Na área de Educação, esse movimento é mais recente e tem crescido nas duas primeiras décadas do século XXI, devido à recomendação de pesquisadores sobre a necessidade de que programas e práticas educacionais sejam baseados em evidências*(P. Davies, 1999).*
Desde então, um número crescente de estudos de alta qualidade avaliando programas replicáveis em ambientes educacionais reais têm sido produzidos, fornecendo evidências para informar as decisões de educadores e formuladores de políticas, bem como novas políticas têm sido desenvolvidas para apoiar o uso de evidências na tomada de decisões (Slavin, 2020).

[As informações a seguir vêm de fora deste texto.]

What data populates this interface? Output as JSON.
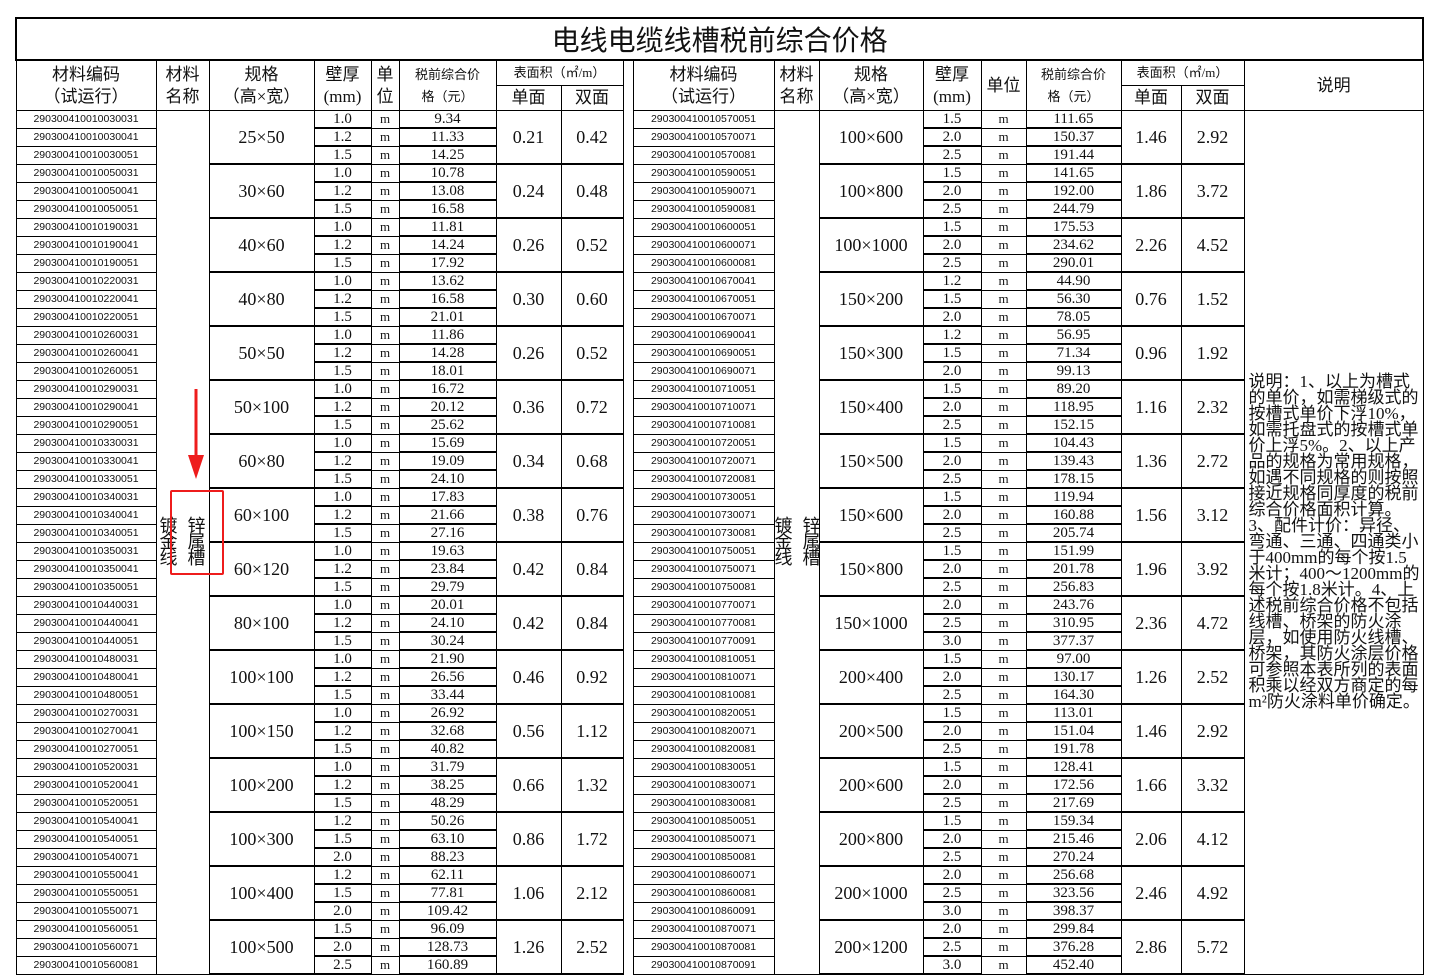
{
  "title": "电线电缆线槽税前综合价格",
  "headers": {
    "code": [
      "材料编码",
      "（试运行）"
    ],
    "name": [
      "材料",
      "名称"
    ],
    "spec": [
      "规格",
      "（高×宽）"
    ],
    "thickness": [
      "壁厚",
      "(mm)"
    ],
    "unit_left": [
      "单",
      "位"
    ],
    "unit_right": "单位",
    "price": [
      "税前综合价",
      "格（元）"
    ],
    "area": "表面积（㎡/m）",
    "single": "单面",
    "double": "双面",
    "note": "说明"
  },
  "material_name": "镀锌金属线槽",
  "note_text": "说明：1、以上为槽式的单价，如需梯级式的按槽式单价下浮10%，如需托盘式的按槽式单价上浮5%。2、以上产品的规格为常用规格，如遇不同规格的则按照接近规格同厚度的税前综合价格面积计算。3、配件计价：异径、弯通、三通、四通类小于400mm的每个按1.5米计；400～1200mm的每个按1.8米计。4、上述税前综合价格不包括线槽、桥架的防火涂层，如使用防火线槽、桥架，其防火涂层价格可参照本表所列的表面积乘以经双方商定的每m²防火涂料单价确定。",
  "highlight_color": "#ee1c1c",
  "left": [
    {
      "spec": "25×50",
      "single": "0.21",
      "double": "0.42",
      "rows": [
        [
          "290300410010030031",
          "1.0",
          "m",
          "9.34"
        ],
        [
          "290300410010030041",
          "1.2",
          "m",
          "11.33"
        ],
        [
          "290300410010030051",
          "1.5",
          "m",
          "14.25"
        ]
      ]
    },
    {
      "spec": "30×60",
      "single": "0.24",
      "double": "0.48",
      "rows": [
        [
          "290300410010050031",
          "1.0",
          "m",
          "10.78"
        ],
        [
          "290300410010050041",
          "1.2",
          "m",
          "13.08"
        ],
        [
          "290300410010050051",
          "1.5",
          "m",
          "16.58"
        ]
      ]
    },
    {
      "spec": "40×60",
      "single": "0.26",
      "double": "0.52",
      "rows": [
        [
          "290300410010190031",
          "1.0",
          "m",
          "11.81"
        ],
        [
          "290300410010190041",
          "1.2",
          "m",
          "14.24"
        ],
        [
          "290300410010190051",
          "1.5",
          "m",
          "17.92"
        ]
      ]
    },
    {
      "spec": "40×80",
      "single": "0.30",
      "double": "0.60",
      "rows": [
        [
          "290300410010220031",
          "1.0",
          "m",
          "13.62"
        ],
        [
          "290300410010220041",
          "1.2",
          "m",
          "16.58"
        ],
        [
          "290300410010220051",
          "1.5",
          "m",
          "21.01"
        ]
      ]
    },
    {
      "spec": "50×50",
      "single": "0.26",
      "double": "0.52",
      "rows": [
        [
          "290300410010260031",
          "1.0",
          "m",
          "11.86"
        ],
        [
          "290300410010260041",
          "1.2",
          "m",
          "14.28"
        ],
        [
          "290300410010260051",
          "1.5",
          "m",
          "18.01"
        ]
      ]
    },
    {
      "spec": "50×100",
      "single": "0.36",
      "double": "0.72",
      "rows": [
        [
          "290300410010290031",
          "1.0",
          "m",
          "16.72"
        ],
        [
          "290300410010290041",
          "1.2",
          "m",
          "20.12"
        ],
        [
          "290300410010290051",
          "1.5",
          "m",
          "25.62"
        ]
      ]
    },
    {
      "spec": "60×80",
      "single": "0.34",
      "double": "0.68",
      "rows": [
        [
          "290300410010330031",
          "1.0",
          "m",
          "15.69"
        ],
        [
          "290300410010330041",
          "1.2",
          "m",
          "19.09"
        ],
        [
          "290300410010330051",
          "1.5",
          "m",
          "24.10"
        ]
      ]
    },
    {
      "spec": "60×100",
      "single": "0.38",
      "double": "0.76",
      "rows": [
        [
          "290300410010340031",
          "1.0",
          "m",
          "17.83"
        ],
        [
          "290300410010340041",
          "1.2",
          "m",
          "21.66"
        ],
        [
          "290300410010340051",
          "1.5",
          "m",
          "27.16"
        ]
      ]
    },
    {
      "spec": "60×120",
      "single": "0.42",
      "double": "0.84",
      "rows": [
        [
          "290300410010350031",
          "1.0",
          "m",
          "19.63"
        ],
        [
          "290300410010350041",
          "1.2",
          "m",
          "23.84"
        ],
        [
          "290300410010350051",
          "1.5",
          "m",
          "29.79"
        ]
      ]
    },
    {
      "spec": "80×100",
      "single": "0.42",
      "double": "0.84",
      "rows": [
        [
          "290300410010440031",
          "1.0",
          "m",
          "20.01"
        ],
        [
          "290300410010440041",
          "1.2",
          "m",
          "24.10"
        ],
        [
          "290300410010440051",
          "1.5",
          "m",
          "30.24"
        ]
      ]
    },
    {
      "spec": "100×100",
      "single": "0.46",
      "double": "0.92",
      "rows": [
        [
          "290300410010480031",
          "1.0",
          "m",
          "21.90"
        ],
        [
          "290300410010480041",
          "1.2",
          "m",
          "26.56"
        ],
        [
          "290300410010480051",
          "1.5",
          "m",
          "33.44"
        ]
      ]
    },
    {
      "spec": "100×150",
      "single": "0.56",
      "double": "1.12",
      "rows": [
        [
          "290300410010270031",
          "1.0",
          "m",
          "26.92"
        ],
        [
          "290300410010270041",
          "1.2",
          "m",
          "32.68"
        ],
        [
          "290300410010270051",
          "1.5",
          "m",
          "40.82"
        ]
      ]
    },
    {
      "spec": "100×200",
      "single": "0.66",
      "double": "1.32",
      "rows": [
        [
          "290300410010520031",
          "1.0",
          "m",
          "31.79"
        ],
        [
          "290300410010520041",
          "1.2",
          "m",
          "38.25"
        ],
        [
          "290300410010520051",
          "1.5",
          "m",
          "48.29"
        ]
      ]
    },
    {
      "spec": "100×300",
      "single": "0.86",
      "double": "1.72",
      "rows": [
        [
          "290300410010540041",
          "1.2",
          "m",
          "50.26"
        ],
        [
          "290300410010540051",
          "1.5",
          "m",
          "63.10"
        ],
        [
          "290300410010540071",
          "2.0",
          "m",
          "88.23"
        ]
      ]
    },
    {
      "spec": "100×400",
      "single": "1.06",
      "double": "2.12",
      "rows": [
        [
          "290300410010550041",
          "1.2",
          "m",
          "62.11"
        ],
        [
          "290300410010550051",
          "1.5",
          "m",
          "77.81"
        ],
        [
          "290300410010550071",
          "2.0",
          "m",
          "109.42"
        ]
      ]
    },
    {
      "spec": "100×500",
      "single": "1.26",
      "double": "2.52",
      "rows": [
        [
          "290300410010560051",
          "1.5",
          "m",
          "96.09"
        ],
        [
          "290300410010560071",
          "2.0",
          "m",
          "128.73"
        ],
        [
          "290300410010560081",
          "2.5",
          "m",
          "160.89"
        ]
      ]
    }
  ],
  "right": [
    {
      "spec": "100×600",
      "single": "1.46",
      "double": "2.92",
      "rows": [
        [
          "290300410010570051",
          "1.5",
          "m",
          "111.65"
        ],
        [
          "290300410010570071",
          "2.0",
          "m",
          "150.37"
        ],
        [
          "290300410010570081",
          "2.5",
          "m",
          "191.44"
        ]
      ]
    },
    {
      "spec": "100×800",
      "single": "1.86",
      "double": "3.72",
      "rows": [
        [
          "290300410010590051",
          "1.5",
          "m",
          "141.65"
        ],
        [
          "290300410010590071",
          "2.0",
          "m",
          "192.00"
        ],
        [
          "290300410010590081",
          "2.5",
          "m",
          "244.79"
        ]
      ]
    },
    {
      "spec": "100×1000",
      "single": "2.26",
      "double": "4.52",
      "rows": [
        [
          "290300410010600051",
          "1.5",
          "m",
          "175.53"
        ],
        [
          "290300410010600071",
          "2.0",
          "m",
          "234.62"
        ],
        [
          "290300410010600081",
          "2.5",
          "m",
          "290.01"
        ]
      ]
    },
    {
      "spec": "150×200",
      "single": "0.76",
      "double": "1.52",
      "rows": [
        [
          "290300410010670041",
          "1.2",
          "m",
          "44.90"
        ],
        [
          "290300410010670051",
          "1.5",
          "m",
          "56.30"
        ],
        [
          "290300410010670071",
          "2.0",
          "m",
          "78.05"
        ]
      ]
    },
    {
      "spec": "150×300",
      "single": "0.96",
      "double": "1.92",
      "rows": [
        [
          "290300410010690041",
          "1.2",
          "m",
          "56.95"
        ],
        [
          "290300410010690051",
          "1.5",
          "m",
          "71.34"
        ],
        [
          "290300410010690071",
          "2.0",
          "m",
          "99.13"
        ]
      ]
    },
    {
      "spec": "150×400",
      "single": "1.16",
      "double": "2.32",
      "rows": [
        [
          "290300410010710051",
          "1.5",
          "m",
          "89.20"
        ],
        [
          "290300410010710071",
          "2.0",
          "m",
          "118.95"
        ],
        [
          "290300410010710081",
          "2.5",
          "m",
          "152.15"
        ]
      ]
    },
    {
      "spec": "150×500",
      "single": "1.36",
      "double": "2.72",
      "rows": [
        [
          "290300410010720051",
          "1.5",
          "m",
          "104.43"
        ],
        [
          "290300410010720071",
          "2.0",
          "m",
          "139.43"
        ],
        [
          "290300410010720081",
          "2.5",
          "m",
          "178.15"
        ]
      ]
    },
    {
      "spec": "150×600",
      "single": "1.56",
      "double": "3.12",
      "rows": [
        [
          "290300410010730051",
          "1.5",
          "m",
          "119.94"
        ],
        [
          "290300410010730071",
          "2.0",
          "m",
          "160.88"
        ],
        [
          "290300410010730081",
          "2.5",
          "m",
          "205.74"
        ]
      ]
    },
    {
      "spec": "150×800",
      "single": "1.96",
      "double": "3.92",
      "rows": [
        [
          "290300410010750051",
          "1.5",
          "m",
          "151.99"
        ],
        [
          "290300410010750071",
          "2.0",
          "m",
          "201.78"
        ],
        [
          "290300410010750081",
          "2.5",
          "m",
          "256.83"
        ]
      ]
    },
    {
      "spec": "150×1000",
      "single": "2.36",
      "double": "4.72",
      "rows": [
        [
          "290300410010770071",
          "2.0",
          "m",
          "243.76"
        ],
        [
          "290300410010770081",
          "2.5",
          "m",
          "310.95"
        ],
        [
          "290300410010770091",
          "3.0",
          "m",
          "377.37"
        ]
      ]
    },
    {
      "spec": "200×400",
      "single": "1.26",
      "double": "2.52",
      "rows": [
        [
          "290300410010810051",
          "1.5",
          "m",
          "97.00"
        ],
        [
          "290300410010810071",
          "2.0",
          "m",
          "130.17"
        ],
        [
          "290300410010810081",
          "2.5",
          "m",
          "164.30"
        ]
      ]
    },
    {
      "spec": "200×500",
      "single": "1.46",
      "double": "2.92",
      "rows": [
        [
          "290300410010820051",
          "1.5",
          "m",
          "113.01"
        ],
        [
          "290300410010820071",
          "2.0",
          "m",
          "151.04"
        ],
        [
          "290300410010820081",
          "2.5",
          "m",
          "191.78"
        ]
      ]
    },
    {
      "spec": "200×600",
      "single": "1.66",
      "double": "3.32",
      "rows": [
        [
          "290300410010830051",
          "1.5",
          "m",
          "128.41"
        ],
        [
          "290300410010830071",
          "2.0",
          "m",
          "172.56"
        ],
        [
          "290300410010830081",
          "2.5",
          "m",
          "217.69"
        ]
      ]
    },
    {
      "spec": "200×800",
      "single": "2.06",
      "double": "4.12",
      "rows": [
        [
          "290300410010850051",
          "1.5",
          "m",
          "159.34"
        ],
        [
          "290300410010850071",
          "2.0",
          "m",
          "215.46"
        ],
        [
          "290300410010850081",
          "2.5",
          "m",
          "270.24"
        ]
      ]
    },
    {
      "spec": "200×1000",
      "single": "2.46",
      "double": "4.92",
      "rows": [
        [
          "290300410010860071",
          "2.0",
          "m",
          "256.68"
        ],
        [
          "290300410010860081",
          "2.5",
          "m",
          "323.56"
        ],
        [
          "290300410010860091",
          "3.0",
          "m",
          "398.37"
        ]
      ]
    },
    {
      "spec": "200×1200",
      "single": "2.86",
      "double": "5.72",
      "rows": [
        [
          "290300410010870071",
          "2.0",
          "m",
          "299.84"
        ],
        [
          "290300410010870081",
          "2.5",
          "m",
          "376.28"
        ],
        [
          "290300410010870091",
          "3.0",
          "m",
          "452.40"
        ]
      ]
    }
  ]
}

Segundo Davies (P. T. Davies, 2004, p. 3), a abordagem de políticas informadas por evidências considera as melhores evidências disponíveis sobre programas, políticas e projetos no centro das decisões para a formulação e implementação de políticas. Por outro lado, opõe-se à política baseada na opinião, a qual considera a tomada de decisões com base em ideologias ou perspectivas individuais.
Alguns preferem o termo “baseado em evidências” no lugar de “informado por evidências”. De acordo com Slavin (2020), a perspectiva de reforma baseada em evidências se refere às políticas que permitem ou encorajam o uso de práticas e programas comprovadamente eficazes por meio de pesquisas rigorosas, em oposição à recomendação de práticas com princípios genéricos de efetividade”.
Essa recomendação enfatiza a produção de programas estruturados efetivos e replicáveis por meio da avaliação. Autores e iniciativas europeias têm dado preferência por “Educação informada por evidências”, o que traz a implicação da consideração de estudos com metodologias mistas e mais qualitativas, além dos estudos experimentais.
Os documentos da União Europeia fornecem orientações ao invés de estipulações sobre o uso de evidências na tomada de decisões.